A week after Elliot catches me in the bathroom at the office, I’m lying awake on a Friday night. Weekends are the worst. Nathan’s erratic with his planning on the weekends, and I can’t predict him as easily as I can during the week. Sometimes he wants to go out, to show the world that he has me, but other times he’d rather stay in the house all day. So we rattle around the Capulet mansion, while Nathan finds new ways to torture me. The solitary chef who visits three times a day is my only solace, my safe person. I start making it a point to loiter in rooms close to the kitchen as much as possible. When Nathan presses me on it I say that I have an incredible need to be near food.

It’s not hunger keeping me awake tonight.

It’s spinning, circling thoughts, and a distant sound.

A faint, echoing splash of water coming from downstairs.Am I imagining it?

I roll over onto my side and try not to think about it, but I can’t stand the thought of pulling a pillow over my head, and I can’t ignore the sound anymore. It’s just loud enough to be obnoxious, but soft enough that I can’t tell what hell it is.

Whatever it is, it probably has something to do with Nathan. He’s not here. His side of the bed is cold, the blankets still untouched. That’s the other wonderful thing about being pregnant. Overwhelming exhaustion hits me early in the evening, and then I lay here chasing sleep for hours and hours. It’s odd that my duplicitous husband hasn’t joined me for at least part of the night.What is he up to now?

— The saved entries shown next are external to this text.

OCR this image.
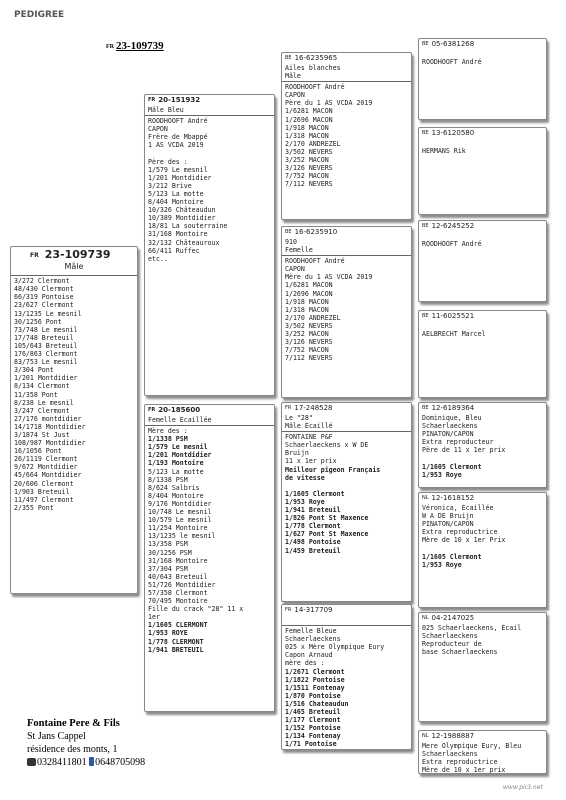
PEDIGREE
FR 23-109739
FR 23-109739
Mâle
3/272 Clermont
48/430 Clermont
66/319 Pontoise
23/627 Clermont
13/1235 Le mesnil
30/1256 Pont
73/748 Le mesnil
17/748 Breteuil
105/643 Breteuil
176/863 Clermont
83/753 Le mesnil
3/304 Pont
1/201 Montdidier
8/134 Clermont
11/358 Pont
8/238 Le mesnil
3/247 Clermont
27/176 montdidier
14/1718 Montdidier
3/1874 St Just
108/987 Montdidier
16/1056 Pont
26/1119 Clermont
9/672 Montdidier
45/664 Montdidier
20/606 Clermont
1/903 Breteuil
11/497 Clermont
2/355 Pont
FR 20-151932
Mâle Bleu
ROODHOOFT André
CAPON
Frère de Mbappé
1 AS VCDA 2019

Père des :
1/579 Le mesnil
1/201 Montdidier
3/212 Brive
5/123 La motte
8/404 Montoire
10/326 Châteaudun
10/389 Montdidier
18/81 La souterraine
31/168 Montoire
32/132 Châteauroux
66/411 Ruffec
etc..
FR 20-185600
Femelle Écaillée
Mère des :
1/1338 PSM
1/579 Le mesnil
1/201 Montdidier
1/193 Montoire
5/123 La motte
8/1338 PSM
8/624 Salbris
8/404 Montoire
9/176 Montdidier
10/748 Le mesnil
10/579 Le mesnil
11/254 Montoire
13/1235 le mesnil
13/358 PSM
30/1256 PSM
31/168 Montoire
37/304 PSM
40/643 Breteuil
51/726 Montdidier
57/358 Clermont
70/495 Montoire
Fille du crack "28" 11 x
1er
1/1605 CLERMONT
1/953 ROYE
1/778 CLERMONT
1/941 BRETEUIL
BE 16-6235965
Ailes blanches
Mâle
ROODHOOFT André
CAPON
Père du 1 AS VCDA 2019
1/6281 MACON
1/2696 MACON
1/918 MACON
1/318 MACON
2/170 ANDREZEL
3/502 NEVERS
3/252 MACON
3/126 NEVERS
7/752 MACON
7/112 NEVERS
BE 16-6235910
910
Femelle
ROODHOOFT André
CAPON
Mère du 1 AS VCDA 2019
1/6281 MACON
1/2696 MACON
1/918 MACON
1/318 MACON
2/170 ANDREZEL
3/502 NEVERS
3/252 MACON
3/126 NEVERS
7/752 MACON
7/112 NEVERS
FR 17-248528
Le "28"
Mâle Écaillé
FONTAINE P&F
Schaerlaeckens x W DE
Bruijn
11 x 1er prix
Meilleur pigeon Français
de vitesse

1/1605 Clermont
1/953 Roye
1/941 Breteuil
1/826 Pont St Maxence
1/778 Clermont
1/627 Pont St Maxence
1/498 Pontoise
1/459 Breteuil
FR 14-317709

Femelle Bleue
Schaerlaeckens
025 x Mère Olympique Eury
Capon Arnaud
mère des :
1/2671 Clermont
1/1822 Pontoise
1/1511 Fontenay
1/870 Pontoise
1/516 Chateaudun
1/465 Breteuil
1/177 Clermont
1/152 Pontoise
1/134 Fontenay
1/71 Pontoise
BE 05-6381268

ROODHOOFT André
BE 13-6120580

HERMANS Rik
BE 12-6245252

ROODHOOFT André
BE 11-6025521

AELBRECHT Marcel
BE 12-6189364
Dominique, Bleu
Schaerlaeckens
PINATON/CAPON
Extra reproducteur
Père de 11 x 1er prix

1/1605 Clermont
1/953 Roye
NL 12-1618152
Véronica, Écaillée
W A DE Bruijn
PINATON/CAPON
Extra reproductrice
Mère de 10 x 1er Prix

1/1605 Clermont
1/953 Roye
NL 04-2147025
025 Schaerlaeckens, Écail
Schaerlaeckens
Reproducteur de
base Schaerlaeckens
NL 12-1988887
Mere Olympique Eury, Bleu
Schaerlaeckens
Extra reproductrice
Mère de 10 x 1er prix
Fontaine Pere & Fils
St Jans Cappel
résidence des monts, 1
0328411801 0648705098
www.pir3.net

With a frustrated huff I heave myself out of the bed and grab my robe from a hook on the door. I’m going to find that sound, horror movie tropes be damned. I’m already living in a real-life horror movie and I still haven’t died yet, so bring it on.

I move through the house, a ghost in the moonlight, and follow the sound down to the main floor. Through the darkened foyer. Past the kitchen, which is quiet and still at this time of night. Across the wide living room. At the very rear of the house there is a set of French doors.

That’s where it’s coming from—the other side of those doors.

The indoor hydrotherapy pool. Well, that’s what it’s billed as - a hydrotherapy pool - but really, it’s a beautifully ornate cocoon of a room, the walls carved out of limestone, low and curved, the pool oval-shaped and small enough that you can swim from one end to another in just a few strokes. My father built it for my mother after she visited a traditional Watsu pool at some health retreat. It’s heated to body temperature, so you feel like you’re floating on air when you enter the water.

An old fear tightens around my throat. Ever since Adeline died, I’ve managed to steer clear of this room. I’ve not entered these doors in a decade. The last time I was in there, it was to the nightmarish vision of my sister’s prone body, floating lifelessly on the surface. I reach out to touch one of the doors, running my fingers along the wood grain as my memory serves up the horror of that night.

Rome, dragging my sister from the water.

Adeline, lying beside the pool, far too pale and still.

The cracking of her ribs as Rome performed CPR on what I since realized was her hours-dead corpse.

I vowed never to enter this room again after Adeline drowned herself.

But I have to look at it now.

Holding my breath, I keep my fingers on the wood, listening carefully. What the fuck is Nathan doing in there in the middle of the night? I push the door, stepping into a place of nightmares.

Drinking whiskey.

That’s what he’s doing.

Nathan stands on the blue mosaic tiles surrounding the pool in a pair of black boxer briefs, soaked through and clinging to his thighs. The scars of his childhood are angry red slashes all along his back, bright and glaring against his olive complexion. A bottle of whiskey dangles from one hand as he stares down into the water, little rivets of steam rising from the surface. Fat pillar candles flicker all around, providing the only illumination in the otherwise dark room, casting waves as shadows over the low, curved ceiling. He takes a giant swig, then goes back for another. The bottle hits the tiles with a clink, but it doesn’t fall over. He doesn’t know I’m here. He’s in another world, in here.

And then Nathan tips himself face first into the pool.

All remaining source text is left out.